As set forth above, in the multilayer type inductor according to exemplary embodiments of the invention, because there is no external terminal on the upper surface of the inductor main body, the thickness (T) of the cover layer can be increased, and accordingly, DC overlap characteristics can be reduced.
Also, because there is no external terminal on the upper surface of the inductor main body, the thickness (L) of the side of the inductor main body can be secured, and also because the internal area of the coil part increases, an inductance value can be increased.
In addition, surface mounting can be easily performed by the first and second external terminals formed on the same plane of the inductor main body.
While the present invention has been shown and described in connection with the exemplary embodiments, it will be apparent to those skilled in the art that modifications and variations can be made without departing from the spirit and scope of the invention as defined by the appended claims.

Claims

1. A multilayer type inductor comprising:

an inductor main body 10 comprising a plurality of sheets laminated therein;

a coil part including conductive patterns and conductive vias formed on the respective sheets;

a first withdrawal via formed at one end of the coil part and withdrawn to one surface of the inductor main body through the inductor main body;

a second withdrawal via formed at the other end of the coil part and withdrawn in the same direction as that of the first withdrawal via; and

first and second external terminals formed on one surface of the inductor main body and electrically connected to the first and second withdrawal vias.

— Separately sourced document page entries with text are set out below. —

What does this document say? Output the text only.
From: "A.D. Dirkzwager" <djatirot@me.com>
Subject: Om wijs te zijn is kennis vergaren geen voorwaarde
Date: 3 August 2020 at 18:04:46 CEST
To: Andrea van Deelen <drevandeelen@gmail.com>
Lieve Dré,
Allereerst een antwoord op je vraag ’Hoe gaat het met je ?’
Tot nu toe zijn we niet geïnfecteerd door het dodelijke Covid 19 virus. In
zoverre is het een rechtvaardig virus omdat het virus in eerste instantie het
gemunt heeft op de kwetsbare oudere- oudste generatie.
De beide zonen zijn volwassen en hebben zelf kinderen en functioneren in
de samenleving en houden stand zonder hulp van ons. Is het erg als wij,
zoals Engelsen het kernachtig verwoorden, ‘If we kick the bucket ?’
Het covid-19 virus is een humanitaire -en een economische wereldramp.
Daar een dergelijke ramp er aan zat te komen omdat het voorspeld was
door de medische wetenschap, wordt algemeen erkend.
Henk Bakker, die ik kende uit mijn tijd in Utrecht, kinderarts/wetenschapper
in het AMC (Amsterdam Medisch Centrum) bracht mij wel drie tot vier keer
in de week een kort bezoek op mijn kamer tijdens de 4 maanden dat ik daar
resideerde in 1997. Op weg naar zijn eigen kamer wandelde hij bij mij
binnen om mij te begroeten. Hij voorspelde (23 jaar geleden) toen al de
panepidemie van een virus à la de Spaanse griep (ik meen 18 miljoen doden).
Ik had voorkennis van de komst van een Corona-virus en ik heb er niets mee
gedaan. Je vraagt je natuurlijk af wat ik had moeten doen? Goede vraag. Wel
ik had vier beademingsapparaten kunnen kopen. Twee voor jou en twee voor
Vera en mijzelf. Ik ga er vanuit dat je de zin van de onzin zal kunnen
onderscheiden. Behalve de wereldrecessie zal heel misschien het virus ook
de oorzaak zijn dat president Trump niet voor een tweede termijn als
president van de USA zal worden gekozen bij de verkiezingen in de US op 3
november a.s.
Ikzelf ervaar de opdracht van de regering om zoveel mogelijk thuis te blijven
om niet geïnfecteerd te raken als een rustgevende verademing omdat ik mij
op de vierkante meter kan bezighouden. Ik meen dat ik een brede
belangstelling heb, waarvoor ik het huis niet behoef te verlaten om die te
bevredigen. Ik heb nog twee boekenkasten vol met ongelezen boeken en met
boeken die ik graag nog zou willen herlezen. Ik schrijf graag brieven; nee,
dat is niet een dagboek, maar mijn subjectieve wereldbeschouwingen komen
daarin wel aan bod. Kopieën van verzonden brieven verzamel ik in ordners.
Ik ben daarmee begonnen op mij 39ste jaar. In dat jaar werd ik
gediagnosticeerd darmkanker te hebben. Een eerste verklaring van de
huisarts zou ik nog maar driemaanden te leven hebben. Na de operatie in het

2. The multilayer type inductor of claim 1, wherein the first withdrawal via is formed at an inner side of the coil part.

3. The multilayer type inductor of claim 1, wherein the first withdrawal via is formed at an outer side of the coil part.

4. The multilayer type inductor of claim 1, wherein the plurality of sheets comprises a magnetic body.

5. The multilayer type inductor of claim 1, wherein the plurality of sheets comprises a dielectric body.

6. The multilayer type inductor of claim 1, wherein the first and second withdrawal vias are withdrawn in a winding direction of the coil part.

7. The multilayer type inductor of claim 1, wherein the first and second withdrawal vias are withdrawn in a direction perpendicular to the winding direction of the coil part.

8. The multilayer type inductor of claim 1, wherein the first and second withdrawal vias are withdrawn in mutually diagonal directions with respect to one surface of the inductor main body.

9. The multilayer type inductor of claim 1, wherein the first and second withdrawal vias are withdrawn in mutually linear directions with respect to one surface of the inductor main body.

10. The multilayer type inductor of claim 1, wherein the first withdrawal via is electrically connected to the first external terminal by a bridge electrode.

11. The multilayer type inductor of claim 1, wherein the conductive via and the first and second withdrawal vias comprise silver (Ag), silver-palladium (Ag—Pd), nickel (Ni), or copper (Cu).